Und da wir auch schon reinhören durften, hier mal ein erstes Urteil:

WAS ERWARTET UNS AUF „20TEN“?

Das neue Album ist ein Grund zur Freude für alle, die das eher minimalistische „MPLSound“-Kapitel auf der 3-CD-Box „LotusFlow3r“ vom letzten Jahr liebten: Mit Analog-Synthesizern, drahtigen Gitarren-Licks und den Sounds des guten alten LinnDrum-Schlagzeugcomputers kehrt Prince auf „20TEN“ endgültig zum tighten Elektrofunk-Spirit der frühen Jahre zurück, bringt trocken groovende Party- und Kopfnickersongs, lippenleckende Soulballaden, ohne sich dabei selbst zu kopieren oder anzubiedern. Entsprechend geht es in den Songs nicht nur um Heilslehre und Weltrettung, sondern auch wieder um die fleischlichen Aspekte der Liebe. Sein bestes, konsequentestes Album seit der „Love Symbol“-Platte von 1992? Aber sicher.

Die zehn Songs im Kurzüberblick:

„Compassion“
Ein straighter Beat, ein Keyboard-Stakkato, ein durch die Stereokanäle wanderndes Gitarrenfauchen – von der ersten Sekunde an leuchten die lila Scheinwerfer, stehen wir mitten auf der Tanzfläche im Prince-Hauptquartier. Mit der Gospel-Pop-Party-Ode ans menschliche Mitgefühl stellt der Meister uns auch den dreiköpfigen Damenchor vor, der mit ihm durch die Platte führt: Shelby J, Liv Warfield und Elisa Fiorillo.

„Beginning Endlessly“
Dieses eingängige, resolute Synth-Riff riecht nach frischem Haarspray und Lederhandschuhen.
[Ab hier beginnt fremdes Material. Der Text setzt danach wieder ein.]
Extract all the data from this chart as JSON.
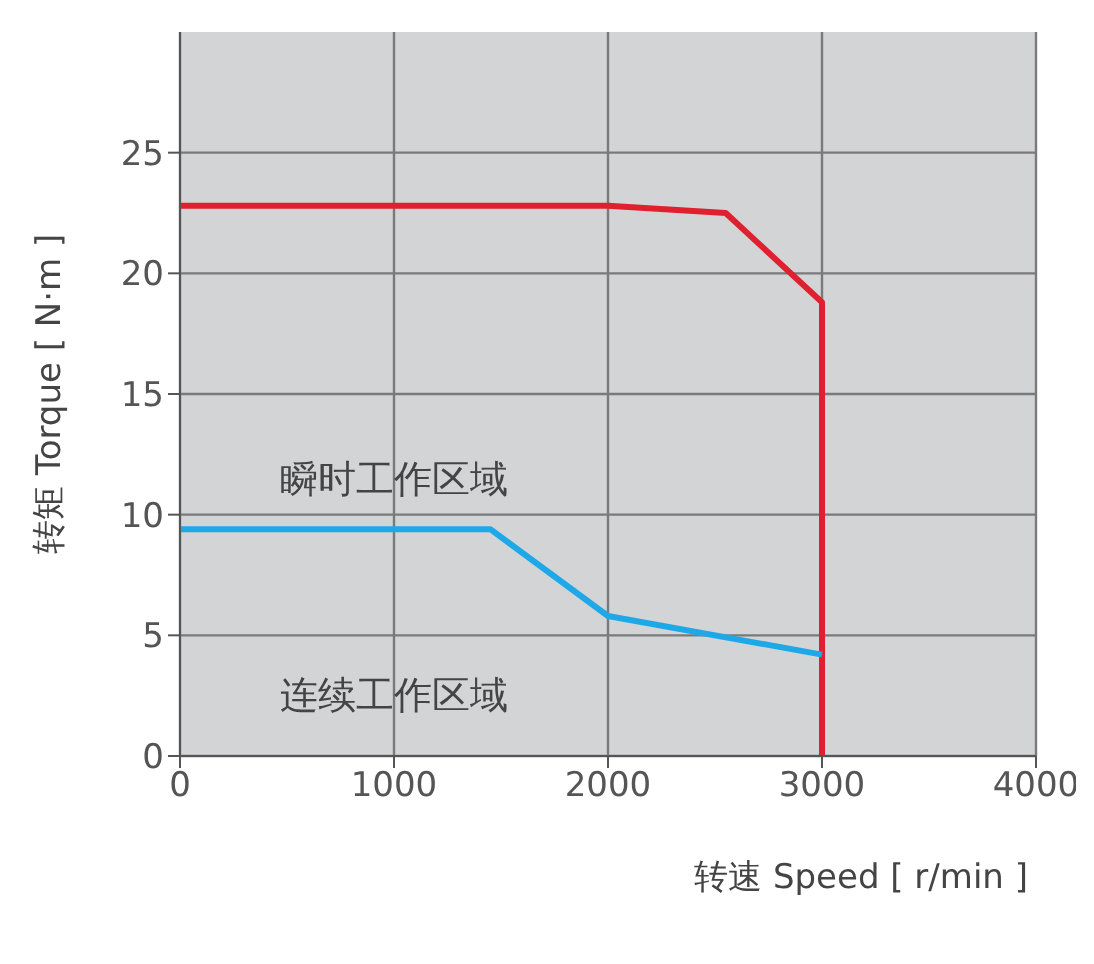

Prince leckt dem Hörer förmlich das Ohr, diesmal im Duett mit sich selbst, in einem sleazy Sprechgesang: „Come on, darling, let’s get down to the beginning endlessly!“ Was für eine Art von universeller Erleuchtung er hier predigt, merkt man schnell.

„Future Soul Song“
Ein enger Verwandter des klassischen „The Beautiful Ones“: In diesem Schaumbad-Soul zeigt sich Prince erst als echter Crooner, jubelt entrückt „Sha-la-la“ im Refrain, bis er am Ende doch noch richtig aus der Haut fährt, maunzt und kreischt, während Gitarre und Engelschor himmelwärts streben.

„Sticky Like Glue“
Ein schwer anzüglicher Fünf-Minuten-Hüftschwung, mit wenig mehr am Leib als einem klaren Beat, ein paar schmatzenden Basslinien, einer funky Gitarre. Prince zieht alle Register, balzt in jeder denkbaren Tonlage und im Wechselgesang mit sich selbst, wirft sogar einen Rap ein, in dem er von einem sehr speziellen Kinobesuch erzählt.

„Lavaux“
Da freut sich die Tourismusbranche: Prince versprüht Fernweh, preist zum jubelnden „1999“-Keyboard die Schönheit der Weinberge im Schweizer Lavaux und der Straßen Portugals. Klingt albern, ist aber ein Song über Visionen und Freiheitsdrang: „Life back home depresses me/ Just another form of slavery.” Die Handclaps klatschen wie Ohrfeigen.

„Act Of God“
Das geht los wie ein Stromschlag, tritt zu wie ein samtverkleideter Stiefel: Prince verliert keine Sekunde, erklärt in drei Minuten Wirtschaftskrise und Irakkrieg, lässt sich von seinen drei Musen die Stichwörter zuwerfen, während der Groove tiefrote Funken aus dem Boden haut. Hoch elektrisch und rough, auch noch mit gereckter Freiheitsfaust: „The ones who say No make history!” Absolutes Hammerstück, Höhepunkt des Albums.

„Walk In Sand“
Jetzt wird das Sternenlicht angeknipst: ein schmeichelnder Showstopper, Prince als Samtpfötchen mit Falsett am Klavier, ausnahmsweise sogar echte Drums und Live-Band-Feel. Botschaft und Melodie sind simpel und schön: „Nothing’s better than to walk in sand hand in hand with you.“ So wundervoll kann Kitsch sein.

„Sea Of Everything“
Ohne Pause geht’s weiter, nebenan im Separee: In dieser coolen Schlafzimmerballade geht Prince in den Nahkampf, als ob er nur mit seiner Stimme jede einzelne Körperregion der besagten Dame erreichen wolle. „Will you still feel the same when the spotlight fades?” sinniert er – ganz ohne ein wenig lebensweise Reflexion will er heute keinen Sex mehr.

„Everybody Loves Me“
Zum Ende noch der Mitsing-Rock’n’Roll-Stomp mit Boogie-Woogie-Piano-Breaks und mindestens zwei Jahre Feelgood-Garantie: „Tonight I love everybody, everybody loves me“. Womit Prince natürlich nicht sich selbst meint – eher den selbstbewussten Geist, der auf dem Dancefloor jeden zum Star macht. Kann man schon nach den ersten 30 Sekunden mitsingen.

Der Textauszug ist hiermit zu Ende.